Although my immediate problem was thus resolved, I may continue these investigations at some point. The current profile looks like this:
%Time ExclSec CumulS #Calls sec/call Csec/c Name 26.9 16.48 62.890 3198 0.0052 0.0197 blosxom::generate 19.0 11.66 11.660 3199 0.0036 0.0036 Storable::pretrieve 9.24 5.650 8.350 419544 0.0000 0.0000 blosxom::nice_date 5.69 3.480 3.480 3198 0.0011 0.0011 readinglist::cache_valid 4.48 2.740 2.740 168676 0.0000 0.0000 IO::File::open 4.41 2.700 2.700 419544 0.0000 0.0000 Time::localtime::ctime 3.70 2.260 14.320 3198 0.0007 0.0045 categories::prime_cache 3.43 2.100 4.330 71198 0.0000 0.0001 flavourdir::__ANON__(102) 3.07 1.880 1.880 1754 0.0011 0.0011 blosxom::__ANON__(11c) 1.23 0.750 0.820 4626 0.0002 0.0002 seemore::story 1.21 0.740 0.740 3198 0.0002 0.0002 potd::cache_valid 1.06 0.650 0.650 375042 0.0000 0.0000 UNIVERSAL::can 1.01 0.620 4.130 3198 0.0002 0.0013 readinglist::filter 0.64 0.390 8.190 5262 0.0001 0.0016 readinglist::display 0.47 0.290 0.000 3199 0.0001 0.0000 Storable::_retrieve
Clearly, there’s some low hanging fruit here.
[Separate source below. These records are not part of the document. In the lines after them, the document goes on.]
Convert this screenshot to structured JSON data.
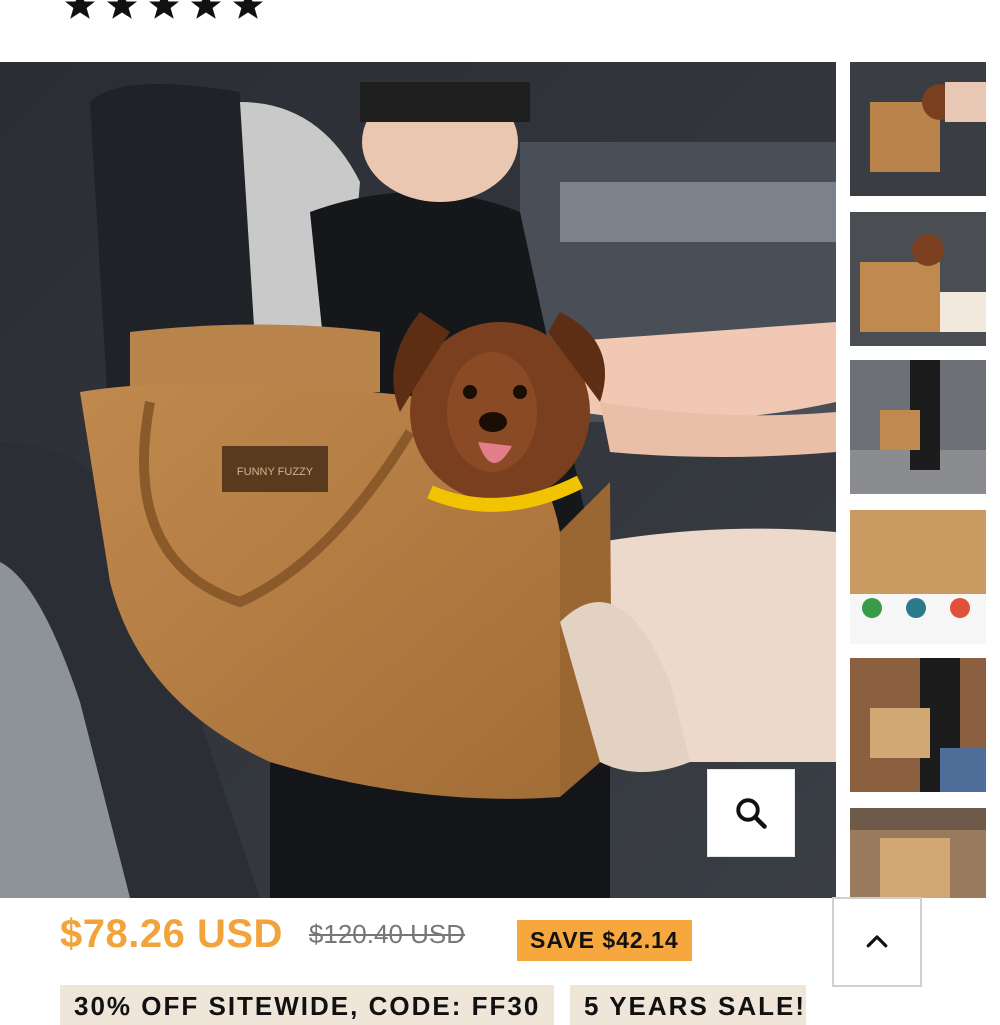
{
  "rating": {
    "stars": 5,
    "icon": "star-icon"
  },
  "gallery": {
    "main_image_alt": "Dachshund in brown car seat carrier",
    "thumbnails": [
      {
        "id": 1
      },
      {
        "id": 2
      },
      {
        "id": 3
      },
      {
        "id": 4
      },
      {
        "id": 5
      },
      {
        "id": 6
      }
    ],
    "zoom_icon": "search-icon"
  },
  "product": {
    "brand_tag": "FUNNY FUZZY",
    "price": "$78.26 USD",
    "compare_price": "$120.40 USD",
    "save_label": "SAVE $42.14"
  },
  "promos": {
    "banner_1": "30% OFF SITEWIDE, CODE: FF30",
    "banner_2": "5 YEARS SALE!"
  },
  "colors": {
    "accent": "#f2a33a",
    "badge": "#f6a73d",
    "promo_bg": "#efe6d9"
  }
}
We’re spending 15% of our time formatting dates. Recall that I only have 361 posts, so for some reason we’re doing this about a thousand times more than we need to. The calls to Storable also seem excessive. I think the categories plugin is to blame for that; although the same issue with 2.0.2 and filter subroutines may apply here. I’m also a little uncertain why readinglist::cache_valid is taking so much longer than potd::cache_valid when the code is basically identical. But, these are all questions for another day.